Dr Lissa Rankin, obstetricians, will never forget a woman who talked about her wedding plans while lying naked on the examination table.
“Every 15 seconds, the phone rang, and he answered!” Rankin recalled. “It’s not a cake that my message, ‘and,’ No, it was the other dress, ‘and I said to him,’ Is this a bad time? Should I come back later? ‘”
The bride might have done great things for her wedding, but he sabotaged his own treatment. In fact, it is a very important visit because he had just become pregnant.
Talking on your cell phone in the examination room, forget what medicines you use, and lying to your doctor about your personal habits are the things that make you become a victim of health.
“Doctor-patient relationship as a business partnership,” said Rankin. “We need to work together. Believe me I will guide you, but you also have to be willing to do your part.”
1. You talk on your cell phone.
We’re talking about your current health. Other calls can wait. Turn off your phone.
2. You lied.
“I must treat you with the best way I can. So if you’re gay, tell me. If you drink a bottle of tequila every night, I need to know. If you are cheating and not using condoms, let me know,” said Rankin, who wrote blog on “Owning Pink.” “I promise not to judge you.”
3. You do a sloppy job describing your pain.
Is it stabbing or burning? Sudden or constant? Tingling or hot? That answer will help your doctor make the right diagnosis.
“You must describe the exact location, how intense the pain, what provoke him, and how long it lasts,” said Dr. Nieca Goldberg, director of the New York University Women’s Heart Program.
A week before you go to the doctor, make a diary of your pain and other symptoms, said Dr. Loren Fishman, a clinical professor of rehabilitative medicine at Columbia University College of Physicians and Surgeons.
He also suggests using this time to think about your questions to your doctor and what you expect.
4. You do not explain all the conditions that lead you to the doctor.
If your ears hurt, your knees hurt when your path, and you have an ulcer in your eye, explain three things when you make an appointment with your doctor. Then, your doctor can plan your visit efficiently, suggestions, Dr. Howard Beckman, an internist and clinical professor at the University of Rochester.
5. You do not explain your expectations for your visit.
If you have any hopes or expectations, such as a doctor would treat a boil on your eyes or your ears prescribe antibiotics for the sick, say. Your doctor can then explain if your expectations realistic and you will be happier in the end.
“Sometimes patients are not proportionate with the facts, like a woman 44 years who wish to become pregnant in one cycle of IVF,” said Dr. Jamie Grifo, program director of New York University Fertility Center. “If they do not communicate their expectations, then I can not handle it.”
6. You do not know what medications you use.
“Patients should bring a list of drugs they use, not what they believe that they should use, or what they think I want them to use it,” suggested Beckman.
If you take supplements, Rankin recommends that you take her because supplements are not standardized, such as prescription drugs and doctor you want to see all of the material.
7. You go with questions and concerns are not delivered.
If you have questions in your head, ask it, even if you think doctors are in a hurry. If you’re worried about your headaches may be a brain tumor, say, even if you think you’ll sound like a hypochondriac (too nervous).
8. You do not bring medical records or images your examination results.
Yes, even today, many doctors rely on fax machines to transmit medical records. So, unless you are absolutely sure your doctor has your notes and drawings from other offices, they always take it with you, your doctor’s advice.
9. You are too scared to disagree with your doctor.
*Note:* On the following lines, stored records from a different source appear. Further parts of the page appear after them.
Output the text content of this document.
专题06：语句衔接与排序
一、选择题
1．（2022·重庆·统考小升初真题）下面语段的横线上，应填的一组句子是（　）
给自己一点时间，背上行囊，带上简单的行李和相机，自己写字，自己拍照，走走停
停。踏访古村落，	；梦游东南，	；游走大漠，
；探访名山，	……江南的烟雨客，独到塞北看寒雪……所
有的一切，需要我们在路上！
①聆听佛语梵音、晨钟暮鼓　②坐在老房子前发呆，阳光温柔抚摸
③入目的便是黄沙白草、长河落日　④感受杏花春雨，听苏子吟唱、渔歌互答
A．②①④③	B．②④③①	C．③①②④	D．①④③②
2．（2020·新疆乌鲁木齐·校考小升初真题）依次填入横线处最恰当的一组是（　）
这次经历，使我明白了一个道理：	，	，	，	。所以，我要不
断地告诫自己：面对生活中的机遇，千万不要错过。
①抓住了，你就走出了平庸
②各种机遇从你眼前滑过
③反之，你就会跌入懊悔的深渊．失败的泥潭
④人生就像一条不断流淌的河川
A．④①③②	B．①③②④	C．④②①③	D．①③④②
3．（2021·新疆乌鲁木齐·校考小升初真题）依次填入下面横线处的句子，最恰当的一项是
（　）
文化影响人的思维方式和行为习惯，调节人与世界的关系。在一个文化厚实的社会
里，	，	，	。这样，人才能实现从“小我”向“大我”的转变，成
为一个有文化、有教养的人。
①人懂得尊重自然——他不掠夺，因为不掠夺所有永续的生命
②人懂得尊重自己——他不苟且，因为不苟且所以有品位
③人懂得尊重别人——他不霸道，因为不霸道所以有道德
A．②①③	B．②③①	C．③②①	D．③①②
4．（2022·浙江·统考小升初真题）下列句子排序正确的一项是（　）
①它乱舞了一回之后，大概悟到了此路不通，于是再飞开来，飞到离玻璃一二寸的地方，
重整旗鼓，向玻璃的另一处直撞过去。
If your doctor suggests you need an antidepressant and you do not want to accept it, say so, not nodding your head, then took the recipe and throw it away when you exit the door. Or if he suggested a drug that you can not afford to pay, just say so.
“I know many of you are programmed not to question your doctor, but we can not read your mind. So, we need you to communicate,” said Rankin.
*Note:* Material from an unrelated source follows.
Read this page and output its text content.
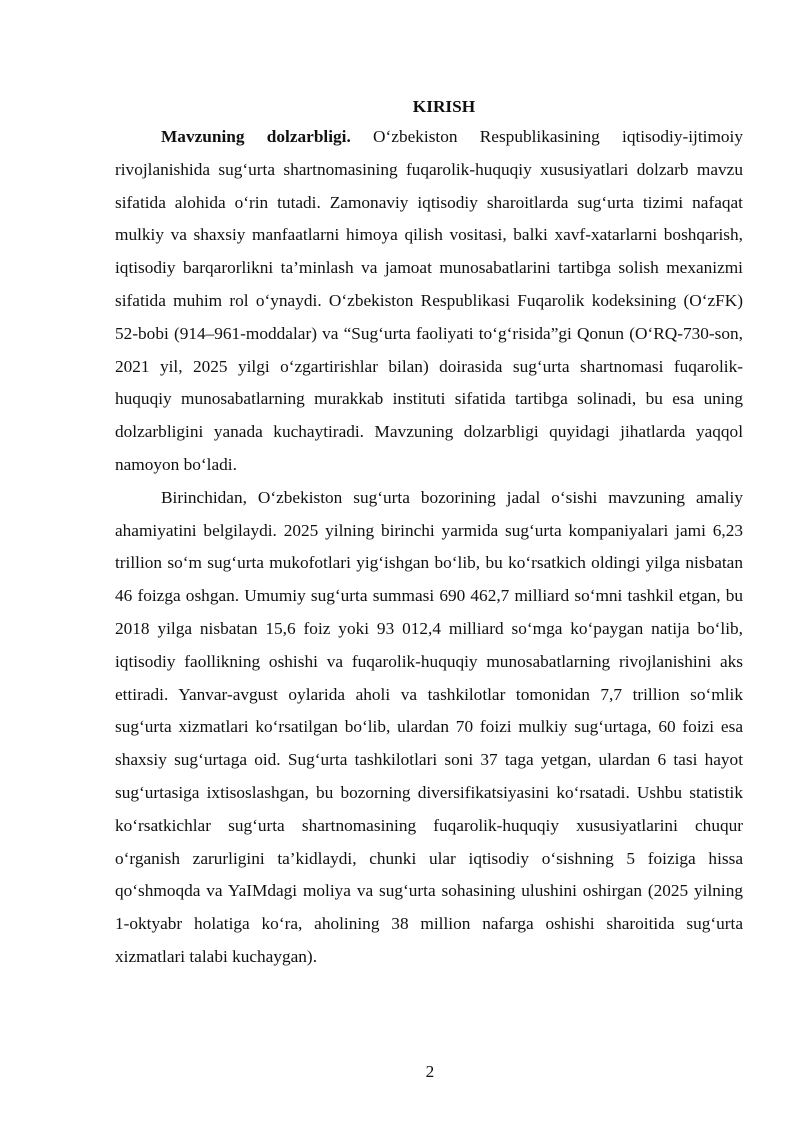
KIRISH

Mavzuning dolzarbligi. O‘zbekiston Respublikasining iqtisodiy-ijtimoiy rivojlanishida sug‘urta shartnomasining fuqarolik-huquqiy xususiyatlari dolzarb mavzu sifatida alohida o‘rin tutadi. Zamonaviy iqtisodiy sharoitlarda sug‘urta tizimi nafaqat mulkiy va shaxsiy manfaatlarni himoya qilish vositasi, balki xavf-xatarlarni boshqarish, iqtisodiy barqarorlikni ta’minlash va jamoat munosabatlarini tartibga solish mexanizmi sifatida muhim rol o‘ynaydi. O‘zbekiston Respublikasi Fuqarolik kodeksining (O‘zFK) 52-bobi (914–961-moddalar) va “Sug‘urta faoliyati to‘g‘risida”gi Qonun (O‘RQ-730-son, 2021 yil, 2025 yilgi o‘zgartirishlar bilan) doirasida sug‘urta shartnomasi fuqarolik-huquqiy munosabatlarning murakkab instituti sifatida tartibga solinadi, bu esa uning dolzarbligini yanada kuchaytiradi. Mavzuning dolzarbligi quyidagi jihatlarda yaqqol namoyon bo‘ladi.

Birinchidan, O‘zbekiston sug‘urta bozorining jadal o‘sishi mavzuning amaliy ahamiyatini belgilaydi. 2025 yilning birinchi yarmida sug‘urta kompaniyalari jami 6,23 trillion so‘m sug‘urta mukofotlari yig‘ishgan bo‘lib, bu ko‘rsatkich oldingi yilga nisbatan 46 foizga oshgan. Umumiy sug‘urta summasi 690 462,7 milliard so‘mni tashkil etgan, bu 2018 yilga nisbatan 15,6 foiz yoki 93 012,4 milliard so‘mga ko‘paygan natija bo‘lib, iqtisodiy faollikning oshishi va fuqarolik-huquqiy munosabatlarning rivojlanishini aks ettiradi. Yanvar-avgust oylarida aholi va tashkilotlar tomonidan 7,7 trillion so‘mlik sug‘urta xizmatlari ko‘rsatilgan bo‘lib, ulardan 70 foizi mulkiy sug‘urtaga, 60 foizi esa shaxsiy sug‘urtaga oid. Sug‘urta tashkilotlari soni 37 taga yetgan, ulardan 6 tasi hayot sug‘urtasiga ixtisoslashgan, bu bozorning diversifikatsiyasini ko‘rsatadi. Ushbu statistik ko‘rsatkichlar sug‘urta shartnomasining fuqarolik-huquqiy xususiyatlarini chuqur o‘rganish zarurligini ta’kidlaydi, chunki ular iqtisodiy o‘sishning 5 foiziga hissa qo‘shmoqda va YaIMdagi moliya va sug‘urta sohasining ulushini oshirgan (2025 yilning 1-oktyabr holatiga ko‘ra, aholining 38 million nafarga oshishi sharoitida sug‘urta xizmatlari talabi kuchaygan).

2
10. You do not follow the treatment plan.
For doctors, this is the essence of everything. If you’ve followed all the suggestions above, you must have a treatment plan that makes sense for you and something you can do.
“Please follow and do what you’ve agreed to do it,” said Rankin. “If you do not want to, please let me know so I do not mistakenly assume treatment failure. I will not scold you. I just need to know.”